Los clientes no lo olvidemos, todos “trabajan para su márgen”. Su objetivo es mejorarlo de forma sistemática, reducir compras y el importe de cada una de ellas, acción repercutir en sus proveedores sin miramiento alguno. Las empresas que no de preparen para ello, se asfixian en sus propios costes. Los que crean que no les va a llegar esta presión en los precios de venta, ante lo inevitable del hecho, son candidatas una muerte súbita, Los proveedores de mayor tamaño, tienen menos flexibilidad para en poco tiempo poder reducir sus precios de oferta forma radical.

Esta situación favorece a las pequeñas empresas, su flexibilidad es un poder en estos momentos. La posibilidad de crecer de forma “sana” y competitivas al no tener que soportar estructuras de gastos sobre dimensionada, y si están bien dirigidas por sus directivos que lideran al personal, en estos momentos de crisis tienen la oportunidad de captar nuevos clientes justamente haciéndoles ver estos vectores positivos.

El live motive de la comunicación debe focalizarse desde la primera consigna en que como proveedores trabajamos para ayudar al cliente a reducir sus gastos: ¡Señor cliente estoy innovando para ser más competitivo… te ofrezco alinearnos y te ayudaré a gastar menos¡

Engagement factors

No estoy diciendo nada nuevo, pero…Ah, ¡Caray! hay que innovar en el buen hacer y además ejecutarlo rápido, aliarse con nuestra amiga la intuición.
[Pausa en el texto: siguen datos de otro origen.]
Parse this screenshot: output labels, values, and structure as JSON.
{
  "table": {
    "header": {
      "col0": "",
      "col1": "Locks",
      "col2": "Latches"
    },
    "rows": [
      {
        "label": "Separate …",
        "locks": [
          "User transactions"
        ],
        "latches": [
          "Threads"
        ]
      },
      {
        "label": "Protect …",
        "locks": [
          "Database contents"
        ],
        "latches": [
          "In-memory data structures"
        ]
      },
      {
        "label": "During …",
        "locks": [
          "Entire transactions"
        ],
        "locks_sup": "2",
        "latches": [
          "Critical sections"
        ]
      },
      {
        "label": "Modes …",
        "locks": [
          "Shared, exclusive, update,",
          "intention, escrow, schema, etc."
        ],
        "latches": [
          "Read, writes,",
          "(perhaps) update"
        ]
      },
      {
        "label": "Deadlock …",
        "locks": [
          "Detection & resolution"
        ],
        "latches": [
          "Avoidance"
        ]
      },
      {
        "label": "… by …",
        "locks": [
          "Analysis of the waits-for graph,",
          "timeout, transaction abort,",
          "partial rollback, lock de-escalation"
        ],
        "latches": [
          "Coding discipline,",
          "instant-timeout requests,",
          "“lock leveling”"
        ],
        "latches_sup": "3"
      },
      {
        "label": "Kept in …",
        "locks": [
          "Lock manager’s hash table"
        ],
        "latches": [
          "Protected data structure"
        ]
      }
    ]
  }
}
Pensar rápido pero de forma acertada y decidir a la velocidad cambiante del mercado. No quedan o son difíciles de descubrir nuevos “Océanos Azules”. Los clientes son pocos, ninguno anda despistado, han aprendido a comprar bien y barato. La estrategia está en crear, desarrollar y emplear nuevos medios para “pillarle” a la competencia sus clientes (el mercado en lo referentes a número de clientes es una estructura cerrada o de suma cero). Saber abrazar al cliente fidelizado con medios emociones para que no se nos escapen que es su acción natural siempre irá buscado sin contemplaciones de ningún tipo lo mejor y más barato .

¡Señor cliente, innovamos para ser más competitivos

y ser su aliado para que usted gaste menos!…

Una empresa es el proyecto de vida de sus empleados y los clientes son la esencia de la misma. Habitamos al mismo tiempo en la realidad y en la posibilidad de que nuestro cerebro imagine el futuro. Quienes dirigen los destinos de una de los más de dos millones de pequeñas empresas deben de emplear la  Inteligencia Ejecutiva , tal como indica José Antonio Marina: “Somos lo que somos más nuestras posibilidades, que debemos descubrir y realizar mediante nuestros proyectos vitales”.